Fall Semester 2009. Last year. He sat in the back row. In the only blue desk in a room filled with brown desks. He wore a button up shirt every day. He was quiet. Kept to himself. Initially, he was studious and handed in each assignment. His grammar was impeccable, his writing strong. He had a wry sense of humor and wrote about a time when he had worked in a Styrofoam factory. How the white stuff stuck to him, went up his nose, in his mouth, made him sneeze and sputter. He learned quickly he didn’t want to ever work in a Styrofoam factory. We all laughed when he read his piece aloud. Not at him: at his material. He was funny.

I expected great things. In fact, I was so sure he was going to produce great things, he kind of fell off my radar.

About six weeks into the semester, we hit the argumentative research paper unit, and he started to fall apart. He didn’t hand in his intentions for his topic, thus he never had a topic approved. I worried because he didn’t seem to be moving forward. While other students worked on paraphrasing and interview questions for their “experts,” he sat still in his blue chair, looking stiff and uncomfortable.

Finally, I asked him to stay after class. I went to his desk. I asked him if he had started the research paper. No. Did he have a topic? No. Did he need help selecting one, I implored. It was not too late. No. Could I help him? No. Would he let me know if I could help him? No. That was the one that stopped me. Chilled me, actually. No? I tried to look into his face, his eyes for something, but he was looking down, angry at being detained, at the questioning.

“You won’t contact me if you need help?” I asked.

“No,” he said.

I tried to explain to him that up until the research paper, he had an A — the only A grade in the class! He shrugged, underwhelmed. I told him he could still save his grade, the semester, but without the research paper, it would be impossible to pass, especially since he had not met any of the deadlines during the process. I told him I was worried about him.

“Thank you,” he said quietly. “I understand what I’m doing.”

The next day I received an email from Records and Registration that read:

We regret to inform you that we have been notified of the death of one of your current students (name here, and student number). We have noted this in the student information system so that all parties reviewing the student’s record will be informed.

Please make the appropriate notation in your records.

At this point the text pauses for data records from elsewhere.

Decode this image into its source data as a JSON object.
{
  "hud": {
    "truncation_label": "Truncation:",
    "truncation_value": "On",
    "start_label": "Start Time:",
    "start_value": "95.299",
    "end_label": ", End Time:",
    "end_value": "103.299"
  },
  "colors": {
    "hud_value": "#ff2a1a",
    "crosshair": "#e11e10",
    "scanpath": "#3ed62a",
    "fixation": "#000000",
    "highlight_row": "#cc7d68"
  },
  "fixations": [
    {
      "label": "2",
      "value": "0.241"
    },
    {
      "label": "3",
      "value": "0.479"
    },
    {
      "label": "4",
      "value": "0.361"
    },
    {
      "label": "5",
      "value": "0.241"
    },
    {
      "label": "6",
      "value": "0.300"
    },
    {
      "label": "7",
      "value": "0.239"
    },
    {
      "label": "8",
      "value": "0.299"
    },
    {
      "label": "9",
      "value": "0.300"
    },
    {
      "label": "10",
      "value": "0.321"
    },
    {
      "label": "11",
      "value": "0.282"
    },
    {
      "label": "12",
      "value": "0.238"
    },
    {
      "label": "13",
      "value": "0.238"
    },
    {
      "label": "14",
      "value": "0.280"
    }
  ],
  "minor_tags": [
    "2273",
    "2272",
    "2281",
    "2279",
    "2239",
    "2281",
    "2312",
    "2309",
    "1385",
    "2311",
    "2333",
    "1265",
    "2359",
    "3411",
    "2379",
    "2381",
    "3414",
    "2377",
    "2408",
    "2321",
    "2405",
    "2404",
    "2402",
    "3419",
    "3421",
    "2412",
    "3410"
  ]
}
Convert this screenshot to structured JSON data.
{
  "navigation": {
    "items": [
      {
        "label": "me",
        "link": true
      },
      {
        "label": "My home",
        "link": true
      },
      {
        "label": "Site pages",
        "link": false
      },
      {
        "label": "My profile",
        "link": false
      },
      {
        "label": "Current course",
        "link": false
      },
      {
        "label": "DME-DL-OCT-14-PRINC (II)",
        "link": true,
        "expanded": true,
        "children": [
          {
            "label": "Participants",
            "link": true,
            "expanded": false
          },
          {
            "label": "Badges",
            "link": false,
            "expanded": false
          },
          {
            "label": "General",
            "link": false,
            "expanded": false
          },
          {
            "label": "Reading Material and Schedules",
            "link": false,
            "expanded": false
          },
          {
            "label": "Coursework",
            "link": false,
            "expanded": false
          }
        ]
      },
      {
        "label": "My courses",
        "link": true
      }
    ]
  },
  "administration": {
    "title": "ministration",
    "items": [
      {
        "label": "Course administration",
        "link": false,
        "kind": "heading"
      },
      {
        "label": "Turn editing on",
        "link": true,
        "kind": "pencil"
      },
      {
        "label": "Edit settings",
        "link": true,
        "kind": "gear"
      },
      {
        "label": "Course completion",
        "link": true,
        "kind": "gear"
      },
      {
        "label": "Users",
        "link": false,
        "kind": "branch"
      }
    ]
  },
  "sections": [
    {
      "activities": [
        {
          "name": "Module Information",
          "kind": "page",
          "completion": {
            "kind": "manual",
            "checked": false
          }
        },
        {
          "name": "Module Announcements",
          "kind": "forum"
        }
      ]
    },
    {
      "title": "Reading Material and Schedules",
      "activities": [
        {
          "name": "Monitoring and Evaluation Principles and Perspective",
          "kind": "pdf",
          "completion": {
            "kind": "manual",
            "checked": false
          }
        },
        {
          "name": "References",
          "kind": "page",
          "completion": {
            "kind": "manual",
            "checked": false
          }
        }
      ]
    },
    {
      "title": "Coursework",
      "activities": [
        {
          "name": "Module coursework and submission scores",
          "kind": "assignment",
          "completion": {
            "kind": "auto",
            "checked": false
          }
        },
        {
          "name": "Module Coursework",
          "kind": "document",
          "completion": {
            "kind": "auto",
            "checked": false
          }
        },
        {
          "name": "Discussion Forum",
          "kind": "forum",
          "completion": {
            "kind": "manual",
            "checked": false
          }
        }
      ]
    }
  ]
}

I was stunned. The appropriate notation? Was there a code I was supposed to put in my book? “D” for deceased? “S” for suicide? I knew I had to have been among the last to speak with my student. I replayed our conversation in my head endlessly. “I understand what I am doing” suddenly sounded much more ominous. I had missed it. I had missed a strong student’s decline from excellence into despair. Something was going on with him, and I had missed it. Maybe the better notation was “IF”: I. Failed. Or IF I had only known.

Later, I learned that my former student’s chosen method was to wrap his car around a telephone pole. He had been driving very fast. Very intentionally. He understood what he was doing.

Meanwhile, I was devastated. None of my students noticed the sudden absence of their classmate because students come and go all the time at community college. People drop out for many reasons: job or family obligations, financial issues, poor grades, poor attendance.  I spent the remaining weeks of the semester staring at that lone blue desk amidst the sea of brown desks and felt desperate.

I have had former students die – through illnesses, accidents, even at their own hand — just not during the semesters I taught them. Last year’s experience was a first for me. I have long known that I cannot transform them all into English teachers (nor would I want to), but I guess I always thought out of all their teachers, I would be the one they might come to if they needed help. I would be the one they would choose.

Last year, I learned that was a ridiculous idea, and that I cannot save them all.